Good morning @pattyinal Never too much information in this discussion! Caregiving can be so intensely isolating, at least it was for me, that sharing can be a worthwhile outlet for some of that isolation.

I can fully appreciate your comment regarding your husband not wanting you out of his sight. That was 100% true with my wife. I do believe she would call my name over a hundred times a day when I was not at her bedside. She, too, knew she was dependent on me and I believe (although she never told me so) she was afraid of what would happen to her and her needs if I was not there for her.

Funny story --- rom her hospital bed we had to add at home when she was in home hospice she could see the bathroom in the hall I would use. She would beg me to keep the door ajar so she could see that I was in there. I was out one day grocery shopping and there was an art sale on the sidewalk. I saw a painting that was done in purples (my favorite color). It was abstract blocks and then in the center was a human eye peering out from the blocks. It reminded me of the bathroom door routine so I bought it and hung it on the wall --- in that bathroom above the toilet! It is still there, although I do shut the door these days 🙂 Seeing it all the time helped me keep in mind that so often it was the disease running things in our lives and not her.

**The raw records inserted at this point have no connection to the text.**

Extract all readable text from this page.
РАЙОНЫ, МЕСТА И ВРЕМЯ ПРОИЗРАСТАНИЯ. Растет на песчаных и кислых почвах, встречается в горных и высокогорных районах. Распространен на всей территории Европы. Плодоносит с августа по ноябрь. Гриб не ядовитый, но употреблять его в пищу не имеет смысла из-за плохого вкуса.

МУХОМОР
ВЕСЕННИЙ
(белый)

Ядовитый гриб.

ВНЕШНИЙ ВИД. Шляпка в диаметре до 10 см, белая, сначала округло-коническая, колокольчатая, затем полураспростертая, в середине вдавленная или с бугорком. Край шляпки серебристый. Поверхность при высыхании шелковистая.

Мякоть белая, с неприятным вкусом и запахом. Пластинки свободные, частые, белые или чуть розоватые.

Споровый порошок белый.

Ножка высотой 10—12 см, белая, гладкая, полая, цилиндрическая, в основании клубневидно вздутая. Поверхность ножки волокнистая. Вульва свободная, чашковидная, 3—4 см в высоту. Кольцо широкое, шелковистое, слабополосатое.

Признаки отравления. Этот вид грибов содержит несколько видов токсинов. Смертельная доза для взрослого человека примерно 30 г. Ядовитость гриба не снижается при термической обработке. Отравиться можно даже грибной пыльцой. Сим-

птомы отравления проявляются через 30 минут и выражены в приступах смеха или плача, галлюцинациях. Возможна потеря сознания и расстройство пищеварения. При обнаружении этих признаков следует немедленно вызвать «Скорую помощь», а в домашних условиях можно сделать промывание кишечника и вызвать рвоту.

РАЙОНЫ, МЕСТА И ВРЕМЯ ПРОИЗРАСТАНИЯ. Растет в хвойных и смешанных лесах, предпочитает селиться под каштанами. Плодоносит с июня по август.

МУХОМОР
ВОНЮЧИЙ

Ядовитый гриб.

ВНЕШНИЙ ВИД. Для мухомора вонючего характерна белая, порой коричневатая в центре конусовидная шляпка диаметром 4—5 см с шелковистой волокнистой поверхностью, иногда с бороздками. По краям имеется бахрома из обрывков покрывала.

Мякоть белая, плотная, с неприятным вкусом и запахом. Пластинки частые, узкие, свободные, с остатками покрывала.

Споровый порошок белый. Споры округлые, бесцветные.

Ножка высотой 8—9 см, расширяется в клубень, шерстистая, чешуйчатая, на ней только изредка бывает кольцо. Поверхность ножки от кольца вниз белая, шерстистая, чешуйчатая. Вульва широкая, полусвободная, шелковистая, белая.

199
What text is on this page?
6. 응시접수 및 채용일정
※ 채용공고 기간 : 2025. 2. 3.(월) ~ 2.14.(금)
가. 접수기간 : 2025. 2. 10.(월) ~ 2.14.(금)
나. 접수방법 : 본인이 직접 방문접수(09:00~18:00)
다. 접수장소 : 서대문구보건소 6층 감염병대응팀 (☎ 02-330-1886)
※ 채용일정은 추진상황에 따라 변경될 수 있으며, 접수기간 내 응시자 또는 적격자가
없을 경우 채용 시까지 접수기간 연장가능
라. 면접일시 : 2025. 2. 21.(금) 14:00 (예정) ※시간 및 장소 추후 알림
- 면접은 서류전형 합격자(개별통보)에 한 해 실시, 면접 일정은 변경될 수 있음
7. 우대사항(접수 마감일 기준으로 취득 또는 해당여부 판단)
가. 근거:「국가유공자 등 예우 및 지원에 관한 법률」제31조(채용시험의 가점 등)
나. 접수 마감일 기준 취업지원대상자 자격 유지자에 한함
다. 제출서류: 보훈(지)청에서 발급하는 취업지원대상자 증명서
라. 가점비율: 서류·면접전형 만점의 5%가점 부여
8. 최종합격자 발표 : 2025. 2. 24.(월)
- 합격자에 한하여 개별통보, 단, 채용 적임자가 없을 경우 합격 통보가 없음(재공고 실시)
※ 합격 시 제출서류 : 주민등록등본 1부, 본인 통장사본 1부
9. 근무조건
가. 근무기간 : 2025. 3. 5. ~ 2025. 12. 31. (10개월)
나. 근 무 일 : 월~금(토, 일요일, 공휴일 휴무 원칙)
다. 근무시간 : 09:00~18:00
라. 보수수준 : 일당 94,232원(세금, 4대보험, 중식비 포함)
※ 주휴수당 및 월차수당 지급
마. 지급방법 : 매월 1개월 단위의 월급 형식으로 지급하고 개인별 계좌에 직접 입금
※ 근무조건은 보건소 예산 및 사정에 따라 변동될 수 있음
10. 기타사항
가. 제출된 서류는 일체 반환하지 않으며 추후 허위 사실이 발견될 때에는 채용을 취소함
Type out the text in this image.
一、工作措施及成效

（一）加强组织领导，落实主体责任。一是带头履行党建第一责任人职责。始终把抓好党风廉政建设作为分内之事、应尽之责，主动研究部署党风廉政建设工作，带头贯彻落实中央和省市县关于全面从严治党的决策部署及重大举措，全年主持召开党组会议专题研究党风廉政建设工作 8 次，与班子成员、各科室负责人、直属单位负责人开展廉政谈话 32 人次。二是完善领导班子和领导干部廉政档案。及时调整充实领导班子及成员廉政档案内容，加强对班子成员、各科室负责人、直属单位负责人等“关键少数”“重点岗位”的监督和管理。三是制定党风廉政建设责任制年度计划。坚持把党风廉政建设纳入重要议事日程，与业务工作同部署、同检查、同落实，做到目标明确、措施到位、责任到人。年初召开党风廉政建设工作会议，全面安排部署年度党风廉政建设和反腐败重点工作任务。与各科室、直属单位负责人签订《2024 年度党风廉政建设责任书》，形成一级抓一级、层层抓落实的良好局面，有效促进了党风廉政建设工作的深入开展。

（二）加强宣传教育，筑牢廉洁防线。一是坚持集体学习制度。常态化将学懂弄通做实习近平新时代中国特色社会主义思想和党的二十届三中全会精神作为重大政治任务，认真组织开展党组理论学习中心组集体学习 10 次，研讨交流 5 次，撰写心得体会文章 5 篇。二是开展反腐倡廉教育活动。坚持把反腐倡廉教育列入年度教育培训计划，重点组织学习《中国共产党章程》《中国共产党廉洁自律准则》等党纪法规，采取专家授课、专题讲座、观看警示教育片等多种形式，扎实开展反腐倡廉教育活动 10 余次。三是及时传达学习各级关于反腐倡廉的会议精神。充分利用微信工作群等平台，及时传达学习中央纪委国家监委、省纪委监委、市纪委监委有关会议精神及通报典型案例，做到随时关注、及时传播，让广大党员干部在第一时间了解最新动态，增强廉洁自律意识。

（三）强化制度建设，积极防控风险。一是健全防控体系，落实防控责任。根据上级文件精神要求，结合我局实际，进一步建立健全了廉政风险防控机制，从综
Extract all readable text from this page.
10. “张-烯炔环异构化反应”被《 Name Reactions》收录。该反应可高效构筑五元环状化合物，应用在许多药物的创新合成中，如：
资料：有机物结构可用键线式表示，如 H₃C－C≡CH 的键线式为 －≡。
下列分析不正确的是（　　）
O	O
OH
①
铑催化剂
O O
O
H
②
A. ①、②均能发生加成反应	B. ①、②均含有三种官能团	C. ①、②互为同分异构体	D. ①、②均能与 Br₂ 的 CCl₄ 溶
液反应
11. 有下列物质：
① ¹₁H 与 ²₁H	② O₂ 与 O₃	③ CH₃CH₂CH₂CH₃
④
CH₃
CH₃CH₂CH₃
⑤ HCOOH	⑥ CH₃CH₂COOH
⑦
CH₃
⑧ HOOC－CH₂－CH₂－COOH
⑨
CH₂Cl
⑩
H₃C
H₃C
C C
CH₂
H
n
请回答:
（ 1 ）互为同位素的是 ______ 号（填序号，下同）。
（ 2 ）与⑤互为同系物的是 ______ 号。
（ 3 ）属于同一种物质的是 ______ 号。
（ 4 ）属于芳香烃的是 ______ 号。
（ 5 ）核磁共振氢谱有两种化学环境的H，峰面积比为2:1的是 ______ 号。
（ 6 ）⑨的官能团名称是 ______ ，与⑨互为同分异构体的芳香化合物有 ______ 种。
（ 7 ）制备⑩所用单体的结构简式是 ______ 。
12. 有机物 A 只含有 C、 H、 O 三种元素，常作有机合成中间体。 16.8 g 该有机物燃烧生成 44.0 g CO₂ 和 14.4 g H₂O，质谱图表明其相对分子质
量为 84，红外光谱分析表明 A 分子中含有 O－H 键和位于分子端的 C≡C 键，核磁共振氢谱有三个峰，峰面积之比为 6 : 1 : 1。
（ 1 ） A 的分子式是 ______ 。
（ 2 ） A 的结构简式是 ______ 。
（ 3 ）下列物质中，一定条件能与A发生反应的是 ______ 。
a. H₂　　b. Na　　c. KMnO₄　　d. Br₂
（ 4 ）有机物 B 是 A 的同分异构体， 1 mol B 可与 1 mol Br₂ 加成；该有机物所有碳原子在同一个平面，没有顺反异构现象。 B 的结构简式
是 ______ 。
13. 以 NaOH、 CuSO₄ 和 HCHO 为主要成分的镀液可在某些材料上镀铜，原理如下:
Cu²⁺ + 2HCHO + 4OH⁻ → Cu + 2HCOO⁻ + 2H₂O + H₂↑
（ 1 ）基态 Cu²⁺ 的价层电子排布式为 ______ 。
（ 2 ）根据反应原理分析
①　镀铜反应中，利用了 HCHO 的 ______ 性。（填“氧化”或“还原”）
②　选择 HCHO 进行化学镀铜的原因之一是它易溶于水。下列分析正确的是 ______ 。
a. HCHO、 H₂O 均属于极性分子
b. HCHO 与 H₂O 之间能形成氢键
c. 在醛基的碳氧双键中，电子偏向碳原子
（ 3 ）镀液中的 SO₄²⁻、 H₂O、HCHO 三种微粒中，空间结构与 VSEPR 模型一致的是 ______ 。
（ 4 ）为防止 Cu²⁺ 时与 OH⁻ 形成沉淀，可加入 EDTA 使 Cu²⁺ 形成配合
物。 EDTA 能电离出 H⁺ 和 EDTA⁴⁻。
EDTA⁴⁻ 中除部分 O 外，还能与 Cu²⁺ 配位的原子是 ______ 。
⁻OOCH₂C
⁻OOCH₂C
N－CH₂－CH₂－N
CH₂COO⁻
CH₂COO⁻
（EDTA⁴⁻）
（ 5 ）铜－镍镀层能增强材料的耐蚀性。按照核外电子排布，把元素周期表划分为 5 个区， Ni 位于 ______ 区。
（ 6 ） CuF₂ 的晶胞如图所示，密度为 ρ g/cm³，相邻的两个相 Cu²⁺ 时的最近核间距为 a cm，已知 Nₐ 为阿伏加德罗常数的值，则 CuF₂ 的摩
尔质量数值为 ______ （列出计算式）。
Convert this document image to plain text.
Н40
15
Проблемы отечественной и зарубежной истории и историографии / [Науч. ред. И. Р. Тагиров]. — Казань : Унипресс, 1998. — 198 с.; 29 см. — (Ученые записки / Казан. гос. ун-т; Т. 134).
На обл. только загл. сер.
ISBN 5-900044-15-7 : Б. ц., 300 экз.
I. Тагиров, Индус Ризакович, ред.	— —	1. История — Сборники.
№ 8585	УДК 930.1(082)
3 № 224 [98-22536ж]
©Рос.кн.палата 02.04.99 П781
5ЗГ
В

Glad to read you see yourself as a good team! Huge help in caregiving, too -- as you know! Good to also read your husband can do some of his daily routine, such as dressing himself. My wife lost that ability pretty early so I went to a rotation of several of here favorites since routine was also incredibly important to her at all times. We even named each outfit -- we had 'pinky', 'flowers', 'greenie', etc. I hold up two and give her the choice, which she liked since it gave her a tiny sense of being in control of something in a life totally out of her control.

I hope your day and week ahead are solid and that the sun is shining wherever you and your husband are!

Strength, courage, and peace!

Being a caregiver is being a caregiver. Your line about some having greater difficulries isnt even an issue. When all of us are caring for those we care about, its just our life. Its on and off hard, rewarding, frustrating, exhausting and so on. When any of us read the weight of care giving in these share pages there is a recognition that we are doing a difficult thing but it is our love for these folks that brings us here. Many care givers have to dig deep to find that love and some are trapped. But, here, we're all in it together. My wife often wss concerned that she was destroying my life. Now I look back and know its probably the finest thing I've ever done.